If it’s taught me one thing, it’s that I need to spoil in a way that doesn’t contradict Maggie’s parenting since we live under the same roof. I try – I really do. Sometimes it’s hard not to slip him another cookie when Mom has already said 2 are enough. But in the end it comes down to consistency (that is key for B) and the need to have one set of rules that both of us follow. Maggie has enough challenge with consistency (or lack of) between her rules and the rules at dad’s. B doesn’t need the confusion and Maggie doesn’t need any more frustration.

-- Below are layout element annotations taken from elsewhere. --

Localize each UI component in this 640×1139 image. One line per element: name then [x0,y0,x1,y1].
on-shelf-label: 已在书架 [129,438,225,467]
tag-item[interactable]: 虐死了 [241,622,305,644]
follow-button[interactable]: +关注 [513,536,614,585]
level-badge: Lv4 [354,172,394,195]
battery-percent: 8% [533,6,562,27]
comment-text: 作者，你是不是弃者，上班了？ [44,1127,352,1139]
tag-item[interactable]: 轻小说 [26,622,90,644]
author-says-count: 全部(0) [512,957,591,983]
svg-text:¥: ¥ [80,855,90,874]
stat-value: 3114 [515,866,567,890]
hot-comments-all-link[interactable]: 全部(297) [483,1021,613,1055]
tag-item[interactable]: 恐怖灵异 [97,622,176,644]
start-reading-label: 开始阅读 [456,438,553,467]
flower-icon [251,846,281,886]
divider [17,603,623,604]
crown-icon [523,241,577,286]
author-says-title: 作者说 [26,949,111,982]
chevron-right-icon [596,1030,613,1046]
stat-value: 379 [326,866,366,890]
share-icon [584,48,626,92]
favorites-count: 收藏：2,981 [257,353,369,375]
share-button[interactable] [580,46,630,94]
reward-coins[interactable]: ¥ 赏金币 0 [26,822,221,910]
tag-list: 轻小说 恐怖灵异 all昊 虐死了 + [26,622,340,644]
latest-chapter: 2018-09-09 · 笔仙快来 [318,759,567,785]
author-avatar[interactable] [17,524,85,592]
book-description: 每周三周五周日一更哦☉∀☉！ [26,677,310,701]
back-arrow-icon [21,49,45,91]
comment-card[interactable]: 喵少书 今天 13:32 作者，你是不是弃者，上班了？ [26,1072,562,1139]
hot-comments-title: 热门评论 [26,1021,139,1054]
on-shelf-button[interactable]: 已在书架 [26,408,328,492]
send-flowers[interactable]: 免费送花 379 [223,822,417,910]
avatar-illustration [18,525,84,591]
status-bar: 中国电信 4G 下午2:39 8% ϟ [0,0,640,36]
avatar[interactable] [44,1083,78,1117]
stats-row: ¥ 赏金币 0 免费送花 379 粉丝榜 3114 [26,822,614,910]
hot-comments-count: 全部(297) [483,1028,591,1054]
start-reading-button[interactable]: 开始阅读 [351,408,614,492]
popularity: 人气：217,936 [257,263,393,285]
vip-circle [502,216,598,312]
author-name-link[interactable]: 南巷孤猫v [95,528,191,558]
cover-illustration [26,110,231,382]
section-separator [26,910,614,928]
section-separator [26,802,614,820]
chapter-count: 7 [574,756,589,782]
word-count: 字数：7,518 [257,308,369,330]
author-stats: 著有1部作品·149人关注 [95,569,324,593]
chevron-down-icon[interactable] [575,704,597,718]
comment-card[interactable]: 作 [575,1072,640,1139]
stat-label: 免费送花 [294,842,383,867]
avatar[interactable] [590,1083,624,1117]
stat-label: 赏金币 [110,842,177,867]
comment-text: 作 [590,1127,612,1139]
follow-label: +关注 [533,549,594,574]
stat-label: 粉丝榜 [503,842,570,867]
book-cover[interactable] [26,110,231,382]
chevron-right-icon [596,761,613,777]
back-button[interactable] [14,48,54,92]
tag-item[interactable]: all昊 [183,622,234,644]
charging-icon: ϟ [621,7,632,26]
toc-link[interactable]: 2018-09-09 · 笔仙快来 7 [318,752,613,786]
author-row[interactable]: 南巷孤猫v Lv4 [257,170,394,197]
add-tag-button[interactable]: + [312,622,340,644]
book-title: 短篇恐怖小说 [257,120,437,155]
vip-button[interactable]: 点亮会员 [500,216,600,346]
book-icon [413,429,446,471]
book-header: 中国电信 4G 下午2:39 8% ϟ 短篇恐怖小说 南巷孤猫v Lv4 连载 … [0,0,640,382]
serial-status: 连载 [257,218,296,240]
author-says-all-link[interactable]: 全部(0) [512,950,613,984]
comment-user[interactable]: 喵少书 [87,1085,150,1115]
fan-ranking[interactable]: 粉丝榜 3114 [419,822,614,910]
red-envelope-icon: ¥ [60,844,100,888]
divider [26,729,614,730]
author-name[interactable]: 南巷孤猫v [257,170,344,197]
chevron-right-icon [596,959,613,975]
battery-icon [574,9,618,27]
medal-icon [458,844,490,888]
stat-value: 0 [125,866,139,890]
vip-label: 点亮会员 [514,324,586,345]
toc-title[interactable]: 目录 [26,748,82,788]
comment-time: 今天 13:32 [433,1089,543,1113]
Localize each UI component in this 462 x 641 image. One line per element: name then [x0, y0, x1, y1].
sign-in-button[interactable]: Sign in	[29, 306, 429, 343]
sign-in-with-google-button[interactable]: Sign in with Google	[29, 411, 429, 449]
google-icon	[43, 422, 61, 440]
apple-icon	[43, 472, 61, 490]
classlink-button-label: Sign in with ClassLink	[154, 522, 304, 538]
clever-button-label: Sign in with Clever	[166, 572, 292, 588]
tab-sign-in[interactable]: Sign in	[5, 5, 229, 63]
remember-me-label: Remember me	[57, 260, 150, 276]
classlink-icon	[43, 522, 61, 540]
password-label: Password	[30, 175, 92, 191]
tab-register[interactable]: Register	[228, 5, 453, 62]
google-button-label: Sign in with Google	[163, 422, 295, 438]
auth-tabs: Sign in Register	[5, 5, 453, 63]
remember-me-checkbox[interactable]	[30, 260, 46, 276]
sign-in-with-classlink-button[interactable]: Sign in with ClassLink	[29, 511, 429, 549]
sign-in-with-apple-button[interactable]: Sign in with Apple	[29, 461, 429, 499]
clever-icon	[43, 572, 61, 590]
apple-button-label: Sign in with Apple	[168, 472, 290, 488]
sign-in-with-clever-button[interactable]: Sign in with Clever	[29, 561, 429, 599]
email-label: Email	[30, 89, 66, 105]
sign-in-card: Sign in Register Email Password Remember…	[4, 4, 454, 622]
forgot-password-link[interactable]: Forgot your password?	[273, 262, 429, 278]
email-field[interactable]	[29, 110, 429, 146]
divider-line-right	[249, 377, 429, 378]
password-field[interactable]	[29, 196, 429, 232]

Am I looking forward to the day when I can just be Gigi? Yes and no. I want the special sleepovers. I want things that are just mine and B’s. But I’m so blessed to spend every day with him that I don’t know how I’ll handle the two of them moving on.
Especially the snuggles.
Until then, I’ll spoil when I can, but always under the watchful eye of Mom. Her rules, her boy. My Gigi time will come.